Accelerated Partial Breast Irradiation Using External Beam Volumetric Modulated Arc Therapy (VMAT): a Randomised Non-inferiority Trial of 30 Gy Versus 26 Gy in Five Fractions Investigating Patient-reported Outcomes

NCT ID: NCT06909032

Last Updated: 2025-04-03

Basic Information

• Recruitment Status: NOT_YET_RECRUITING
• Clinical Phase: NA
• Total Enrollment: 168 participants
• Study Classification: INTERVENTIONAL
• Study Start Date: 2025-04-30
• Study Completion Date: 2032-12-31

Brief Summary

For women undergoing radiotherapy following surgery for early-stage breast cancer, breast-related quality of life (BrQoL) is an important consideration. Treating only the part of the breast by radiation where the cancer has been surgically removed (partial breast irradiation or "PBI") rather than the whole breast (whole breast irradiation) can reduce the toxic effects of radiotherapy. This trial aims to evaluate whether there is a difference in patient-reported BrQoL between two total doses of radiation given in five treatments using PBI. If BrQOL for the higher dose of PBI is no worse than the lower dose, using the higher dose would be advised as best practice, given that it is more likely to be more effective in reducing the chance of cancer coming back in the breast than the lower dose.

Detailed Description

Single-blind, phase III, multisite, randomised non-inferiority trial. PBI will be planned and treated as per the protocol using VMAT. The prescribed dose will be 30 Gy in 5 daily fractions (Arm A) or 26 Gy in 5 daily fractions (Arm B). Participants will be blinded to their treatment allocation.

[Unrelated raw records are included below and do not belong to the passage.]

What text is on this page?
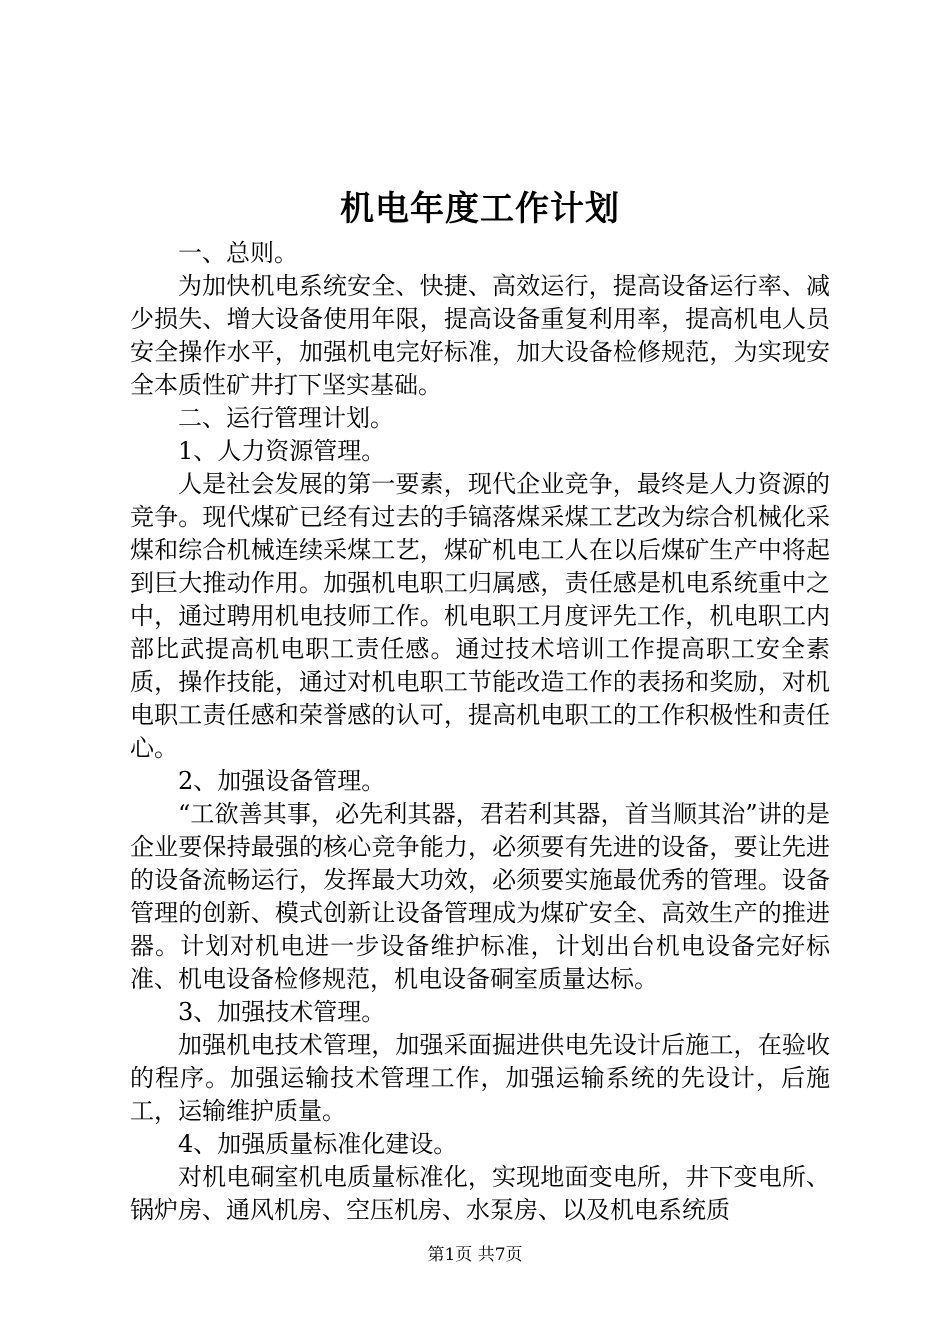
机电年度工作计划

一、总则。

为加快机电系统安全、快捷、高效运行，提高设备运行率、减少损失、增大设备使用年限，提高设备重复利用率，提高机电人员安全操作水平，加强机电完好标准，加大设备检修规范，为实现安全本质性矿井打下坚实基础。

二、运行管理计划。

1、人力资源管理。

人是社会发展的第一要素，现代企业竞争，最终是人力资源的竞争。现代煤矿已经有过去的手镐落煤采煤工艺改为综合机械化采煤和综合机械连续采煤工艺，煤矿机电工人在以后煤矿生产中将起到巨大推动作用。加强机电职工归属感，责任感是机电系统重中之中，通过聘用机电技师工作。机电职工月度评先工作，机电职工内部比武提高机电职工责任感。通过技术培训工作提高职工安全素质，操作技能，通过对机电职工节能改造工作的表扬和奖励，对机电职工责任感和荣誉感的认可，提高机电职工的工作积极性和责任心。

2、加强设备管理。

“工欲善其事，必先利其器，君若利其器，首当顺其治”讲的是企业要保持最强的核心竞争能力，必须要有先进的设备，要让先进的设备流畅运行，发挥最大功效，必须要实施最优秀的管理。设备管理的创新、模式创新让设备管理成为煤矿安全、高效生产的推进器。计划对机电进一步设备维护标准，计划出台机电设备完好标准、机电设备检修规范，机电设备硐室质量达标。

3、加强技术管理。

加强机电技术管理，加强采面掘进供电先设计后施工，在验收的程序。加强运输技术管理工作，加强运输系统的先设计，后施工，运输维护质量。

4、加强质量标准化建设。

对机电硐室机电质量标准化，实现地面变电所，井下变电所、锅炉房、通风机房、空压机房、水泵房、以及机电系统质

第1页 共7页
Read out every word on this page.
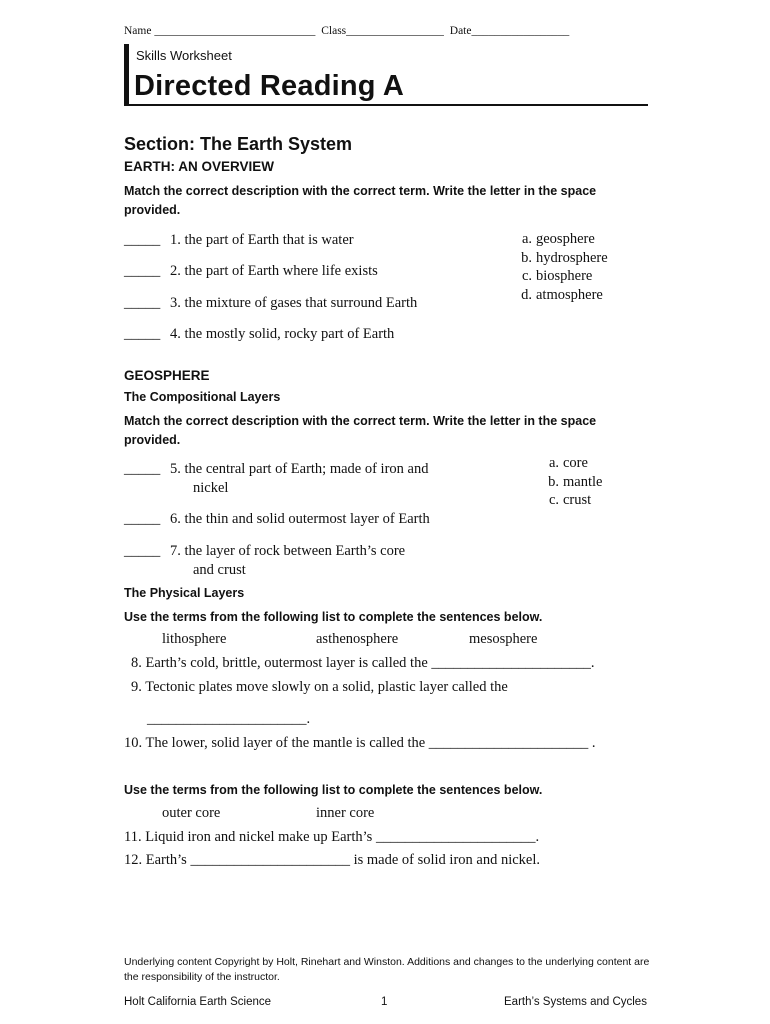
Name ____________________________ Class_________________ Date_________________
Skills Worksheet
Directed Reading A
Section: The Earth System
EARTH: AN OVERVIEW
Match the correct description with the correct term. Write the letter in the space provided.
_____ 1. the part of Earth that is water
_____ 2. the part of Earth where life exists
_____ 3. the mixture of gases that surround Earth
_____ 4. the mostly solid, rocky part of Earth
a. geosphere
b. hydrosphere
c. biosphere
d. atmosphere
GEOSPHERE
The Compositional Layers
Match the correct description with the correct term. Write the letter in the space provided.
_____ 5. the central part of Earth; made of iron and
nickel
_____ 6. the thin and solid outermost layer of Earth
_____ 7. the layer of rock between Earth’s core
and crust
a. core
b. mantle
c. crust
The Physical Layers
Use the terms from the following list to complete the sentences below.
lithosphere	asthenosphere	mesosphere
8. Earth’s cold, brittle, outermost layer is called the ______________________.
9. Tectonic plates move slowly on a solid, plastic layer called the
______________________.
10. The lower, solid layer of the mantle is called the ______________________ .
Use the terms from the following list to complete the sentences below.
outer core	inner core
11. Liquid iron and nickel make up Earth’s ______________________.
12. Earth’s ______________________ is made of solid iron and nickel.
Underlying content Copyright by Holt, Rinehart and Winston. Additions and changes to the underlying content are the responsibility of the instructor.
Holt California Earth Science	1	Earth’s Systems and Cycles
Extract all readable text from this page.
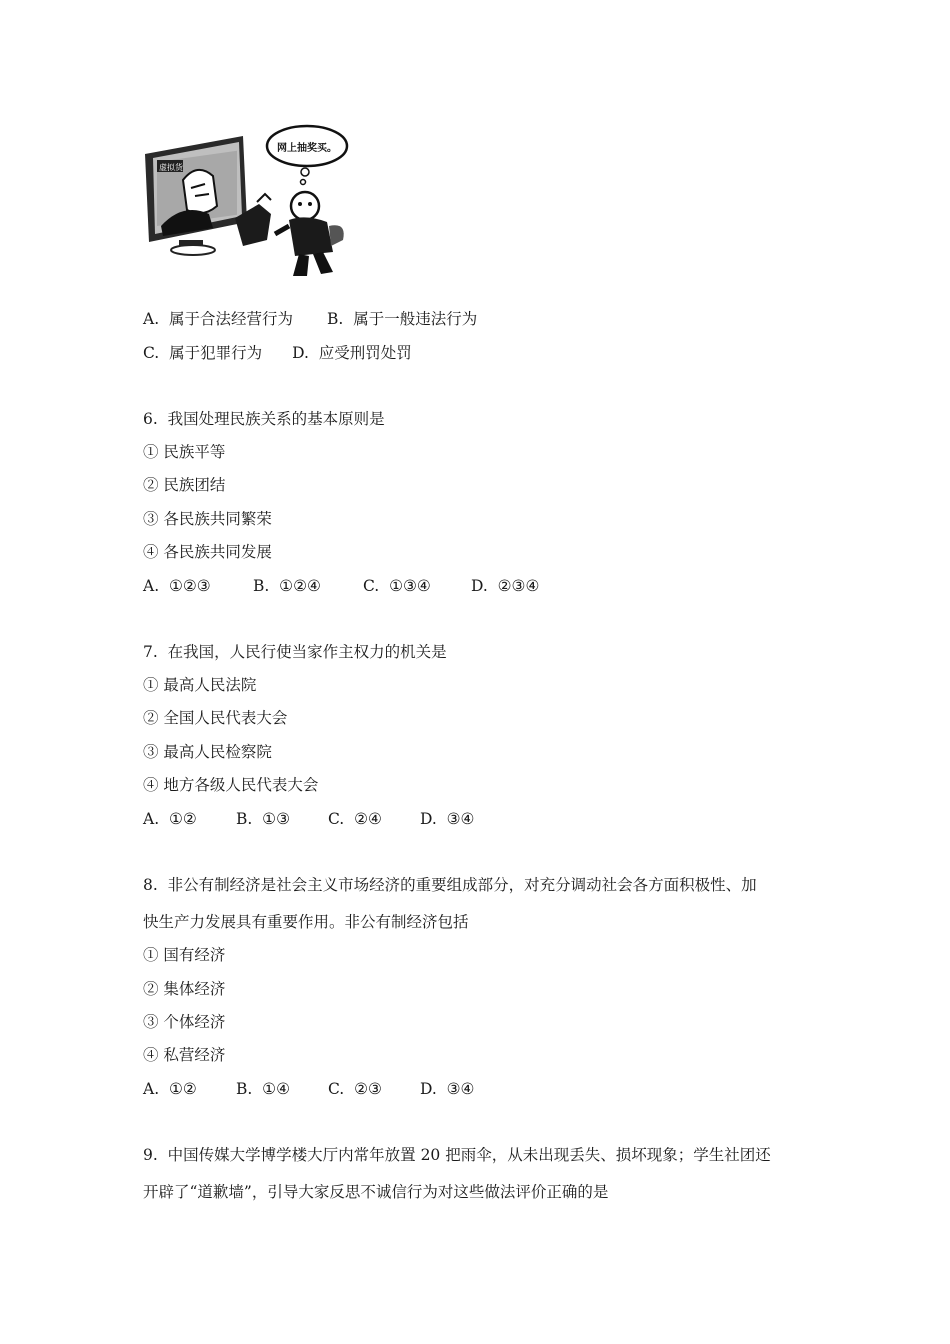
虚拟货
网上抽奖买。
A. 属于合法经营行为 B. 属于一般违法行为
C. 属于犯罪行为 D. 应受刑罚处罚
6.  我国处理民族关系的基本原则是
① 民族平等
② 民族团结
③ 各民族共同繁荣
④ 各民族共同发展
A.  ①②③	B.  ①②④	C.  ①③④	D.  ②③④
7.  在我国，人民行使当家作主权力的机关是
① 最高人民法院
② 全国人民代表大会
③ 最高人民检察院
④ 地方各级人民代表大会
A.  ①②	B.  ①③ C.  ②④ D.  ③④
8.  非公有制经济是社会主义市场经济的重要组成部分，对充分调动社会各方面积极性、加
快生产力发展具有重要作用。非公有制经济包括
① 国有经济
② 集体经济
③ 个体经济
④ 私营经济
A.  ①②	B.  ①④ C.  ②③ D.  ③④
9.  中国传媒大学博学楼大厅内常年放置 20 把雨伞，从未出现丢失、损坏现象；学生社团还
开辟了“道歉墙”，引导大家反思不诚信行为对这些做法评价正确的是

Follow-up will be at the following time points:

• Eight weeks following the end of radiation
• Every six months post-randomisation for two years following randomisation
• Three years post-randomisation (final visit)

Assessments to be conducted at each time point are:

• Clinical assessment
• Completion of Patient-Reported Outcome Measures (PROMs)
• Mammogram and ultrasound (baseline and annually)
• Documentation of IBTR - classified as a true recurrence or Elsewhere
• Documentation of any other type of recurrence (regional, distant, opposite breast)

Recruitment is planned for three years with a three-year follow-up period for all patients.

Conditions

Breast Cancer

Study Design

• Allocation Method: RANDOMIZED
• Intervention Model: PARALLEL
• Primary Study Purpose: TREATMENT
• Blinding Strategy: SINGLE

Study Groups

Arm A: Hypofractionated PBI delivering a total dose of 30 Gy in five consecutive daily fractions.

PBI will be delivered using a VMAT planning and delivery technique. Prior to treatment patients are required to attend a treatment planning session that will assist with planning the treatment. The planning procedure will take up to approximately 60 minutes and involve a computed-tomography (CT) scan with the patient positioned in the treatment position. Treatment is expected to take around 15 minutes per treatment. The intervention will be prescribed by a radiation oncologist and administered by radiation therapists. During treatment, imaging will be completed to ensure treatment is administered accurately.

All patients will complete breast cancer related quality of life questionnaires.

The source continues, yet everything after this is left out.